I try to make our seafood meals satisfying and filling, even if everyone doesn’t have large portions of wild salmon. Here are a few ways I stretch out the seafood that doesn’t make the meal seem skimpy.
- Pasta is always a special treat around here, so I sometimes make a seafood sauce to go over pasta for a filling meal that also effectively stretches seafood. Make a white clam sauce or a creamy salmon sauce to go over pasta, or steam clams in a bit of white wine, garlic, and basil, and serve over pasta.
- Soups are my personal favorite as they are so nourishing and filling. I adore soups, and it’s really easy to stretch out your seafood in soups. I have recipes in my soup cookbook, "Ladled: Nourishing Soups for All Seasons," for clam chowder, salmon chowder, miso udon and salmon soup, and a simple white fish and rice soup, all of which are frugal ways to stretch out seafood. But those are just a few examples. Soups are forgiving and easily adaptable to your preferences and ingredients on hand. Have fun and experiment!

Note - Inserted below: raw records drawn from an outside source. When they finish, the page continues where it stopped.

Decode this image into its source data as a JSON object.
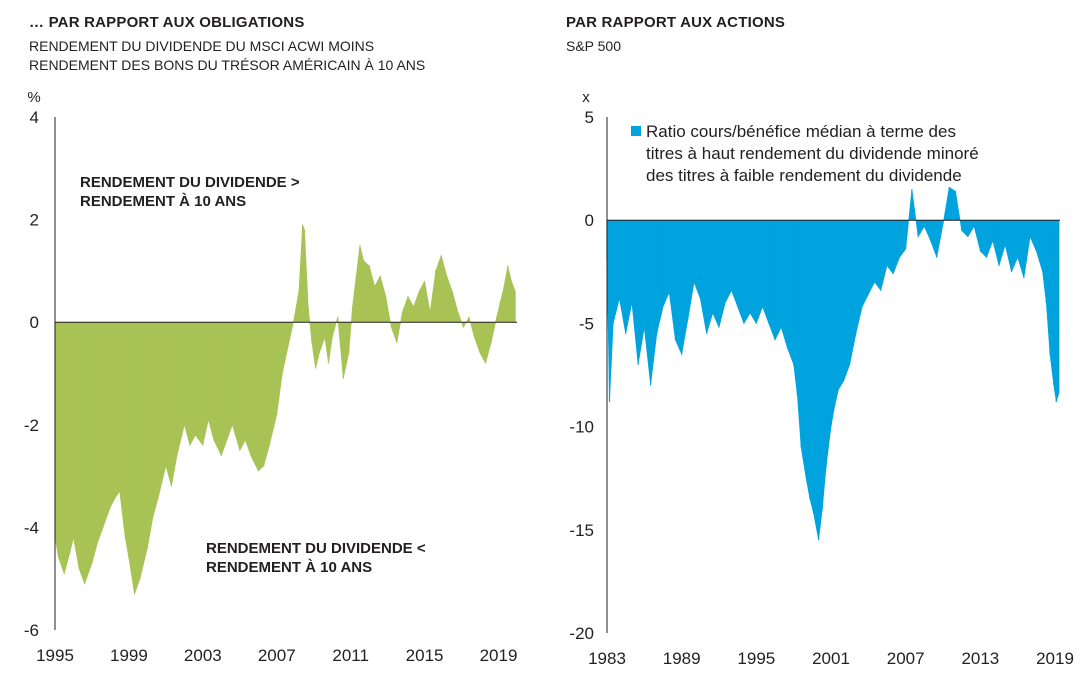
{
  "chart_data": [
    {
      "type": "area",
      "title": "… PAR RAPPORT AUX OBLIGATIONS",
      "subtitle": [
        "RENDEMENT DU DIVIDENDE DU MSCI ACWI MOINS",
        "RENDEMENT DES BONS DU TRÉSOR AMÉRICAIN À 10 ANS"
      ],
      "ylabel": "%",
      "ylim": [
        -6,
        4
      ],
      "yticks": [
        "4",
        "2",
        "0",
        "-2",
        "-4",
        "-6"
      ],
      "xlim": [
        1995,
        2020
      ],
      "xticks": [
        "1995",
        "1999",
        "2003",
        "2007",
        "2011",
        "2015",
        "2019"
      ],
      "color": "#a8c355",
      "annotations": [
        "RENDEMENT DU DIVIDENDE >",
        "RENDEMENT À 10 ANS",
        "RENDEMENT DU DIVIDENDE <",
        "RENDEMENT À 10 ANS"
      ],
      "x": [
        1995.0,
        1995.2,
        1995.5,
        1995.8,
        1996.0,
        1996.3,
        1996.6,
        1997.0,
        1997.3,
        1997.6,
        1998.0,
        1998.3,
        1998.5,
        1998.8,
        1999.0,
        1999.3,
        1999.6,
        2000.0,
        2000.3,
        2000.6,
        2001.0,
        2001.3,
        2001.6,
        2002.0,
        2002.3,
        2002.6,
        2003.0,
        2003.3,
        2003.6,
        2004.0,
        2004.3,
        2004.6,
        2005.0,
        2005.3,
        2005.6,
        2006.0,
        2006.3,
        2006.6,
        2007.0,
        2007.3,
        2007.6,
        2007.9,
        2008.2,
        2008.4,
        2008.5,
        2008.7,
        2008.9,
        2009.1,
        2009.3,
        2009.6,
        2009.8,
        2010.0,
        2010.3,
        2010.6,
        2010.9,
        2011.1,
        2011.3,
        2011.5,
        2011.7,
        2012.0,
        2012.3,
        2012.6,
        2012.9,
        2013.2,
        2013.5,
        2013.8,
        2014.1,
        2014.4,
        2014.7,
        2015.0,
        2015.3,
        2015.6,
        2015.9,
        2016.2,
        2016.5,
        2016.8,
        2017.1,
        2017.4,
        2017.7,
        2018.0,
        2018.3,
        2018.6,
        2018.9,
        2019.1,
        2019.3,
        2019.5,
        2019.7,
        2019.9
      ],
      "values": [
        -4.2,
        -4.6,
        -4.9,
        -4.5,
        -4.2,
        -4.8,
        -5.1,
        -4.7,
        -4.3,
        -4.0,
        -3.6,
        -3.4,
        -3.3,
        -4.2,
        -4.6,
        -5.3,
        -5.0,
        -4.4,
        -3.8,
        -3.4,
        -2.8,
        -3.2,
        -2.6,
        -2.0,
        -2.4,
        -2.2,
        -2.4,
        -1.9,
        -2.3,
        -2.6,
        -2.3,
        -2.0,
        -2.5,
        -2.3,
        -2.6,
        -2.9,
        -2.8,
        -2.4,
        -1.8,
        -1.0,
        -0.5,
        0.0,
        0.6,
        1.9,
        1.8,
        0.3,
        -0.4,
        -0.9,
        -0.6,
        -0.3,
        -0.8,
        -0.3,
        0.1,
        -1.1,
        -0.6,
        0.3,
        0.9,
        1.5,
        1.2,
        1.1,
        0.7,
        0.9,
        0.5,
        -0.1,
        -0.4,
        0.2,
        0.5,
        0.3,
        0.6,
        0.8,
        0.2,
        1.0,
        1.3,
        0.9,
        0.6,
        0.2,
        -0.1,
        0.1,
        -0.3,
        -0.6,
        -0.8,
        -0.4,
        0.1,
        0.4,
        0.7,
        1.1,
        0.8,
        0.6
      ]
    },
    {
      "type": "area",
      "title": "PAR RAPPORT AUX ACTIONS",
      "subtitle": [
        "S&P 500"
      ],
      "ylabel": "x",
      "ylim": [
        -20,
        5
      ],
      "yticks": [
        "5",
        "0",
        "-5",
        "-10",
        "-15",
        "-20"
      ],
      "xlim": [
        1983,
        2019.4
      ],
      "xticks": [
        "1983",
        "1989",
        "1995",
        "2001",
        "2007",
        "2013",
        "2019"
      ],
      "color": "#00a3dd",
      "legend": "Ratio cours/bénéfice médian à terme des titres à haut rendement du dividende minoré des titres à faible rendement du dividende",
      "legend_lines": [
        "Ratio cours/bénéfice médian à terme des",
        "titres à haut rendement du dividende minoré",
        "des titres à faible rendement du dividende"
      ],
      "x": [
        1983.0,
        1983.2,
        1983.5,
        1984.0,
        1984.5,
        1985.0,
        1985.5,
        1986.0,
        1986.5,
        1987.0,
        1987.5,
        1988.0,
        1988.5,
        1989.0,
        1989.5,
        1990.0,
        1990.5,
        1991.0,
        1991.5,
        1992.0,
        1992.5,
        1993.0,
        1993.5,
        1994.0,
        1994.5,
        1995.0,
        1995.5,
        1996.0,
        1996.5,
        1997.0,
        1997.5,
        1998.0,
        1998.3,
        1998.6,
        1999.0,
        1999.3,
        1999.6,
        2000.0,
        2000.3,
        2000.6,
        2001.0,
        2001.3,
        2001.6,
        2002.0,
        2002.5,
        2003.0,
        2003.5,
        2004.0,
        2004.5,
        2005.0,
        2005.5,
        2006.0,
        2006.5,
        2007.0,
        2007.5,
        2008.0,
        2008.5,
        2009.0,
        2009.5,
        2010.0,
        2010.5,
        2011.0,
        2011.5,
        2012.0,
        2012.5,
        2013.0,
        2013.5,
        2014.0,
        2014.5,
        2015.0,
        2015.5,
        2016.0,
        2016.5,
        2017.0,
        2017.5,
        2018.0,
        2018.3,
        2018.6,
        2018.9,
        2019.1,
        2019.3
      ],
      "values": [
        -2.0,
        -8.8,
        -5.0,
        -3.8,
        -5.5,
        -4.0,
        -7.0,
        -5.2,
        -8.0,
        -5.5,
        -4.2,
        -3.5,
        -5.8,
        -6.5,
        -4.8,
        -3.0,
        -3.8,
        -5.5,
        -4.5,
        -5.2,
        -4.0,
        -3.4,
        -4.2,
        -5.0,
        -4.5,
        -5.0,
        -4.2,
        -5.0,
        -5.8,
        -5.2,
        -6.2,
        -7.0,
        -8.5,
        -11.0,
        -12.5,
        -13.5,
        -14.2,
        -15.5,
        -14.0,
        -12.0,
        -10.0,
        -9.0,
        -8.2,
        -7.8,
        -7.0,
        -5.5,
        -4.2,
        -3.6,
        -3.0,
        -3.4,
        -2.2,
        -2.6,
        -1.8,
        -1.4,
        1.5,
        -0.8,
        -0.3,
        -1.0,
        -1.8,
        -0.2,
        1.6,
        1.4,
        -0.5,
        -0.8,
        -0.3,
        -1.5,
        -1.8,
        -1.0,
        -2.2,
        -1.2,
        -2.5,
        -1.8,
        -2.8,
        -0.8,
        -1.5,
        -2.5,
        -4.0,
        -6.5,
        -8.0,
        -8.8,
        -8.4
      ]
    }
  ]
}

- Making a seafood fried rice with leftover rice, bits of leftover salmon, peas, grated carrots and fried in coconut oil or bacon grease and flavored with soy sauce and lime juice is a family favorite around here (pictured above).
- Salads work equally as well. For a light lunch or dinner, cook up a filet of fish (or open a can), add some celery and nuts to a bowl of lettuce greens and drizzle everything with a homemade dressing. Served with bread and butter, and perhaps a cup of wine, and you have a gourmet meal that is surprisingly frugal.
- Another option is to make simple salmon cakes using either canned salmon or leftover salmon bits (there are some lovely examples of this on epicurious.com)
- And don't forget sandwiches. Most of us grew up on tuna salad sandwiches, so we know how this works. My family enjoys Wild Planet's low-mercury tuna, which I buy at a good price at Costco. But you can think beyond tuna as well. Sardines are actually delicious when diced into small pieces, mixed with chopped cucumber, tomatoes, and tossed with a homemade dressing and served on crispy toast. Salmon burgers make an excellent sandwich "meat" as well.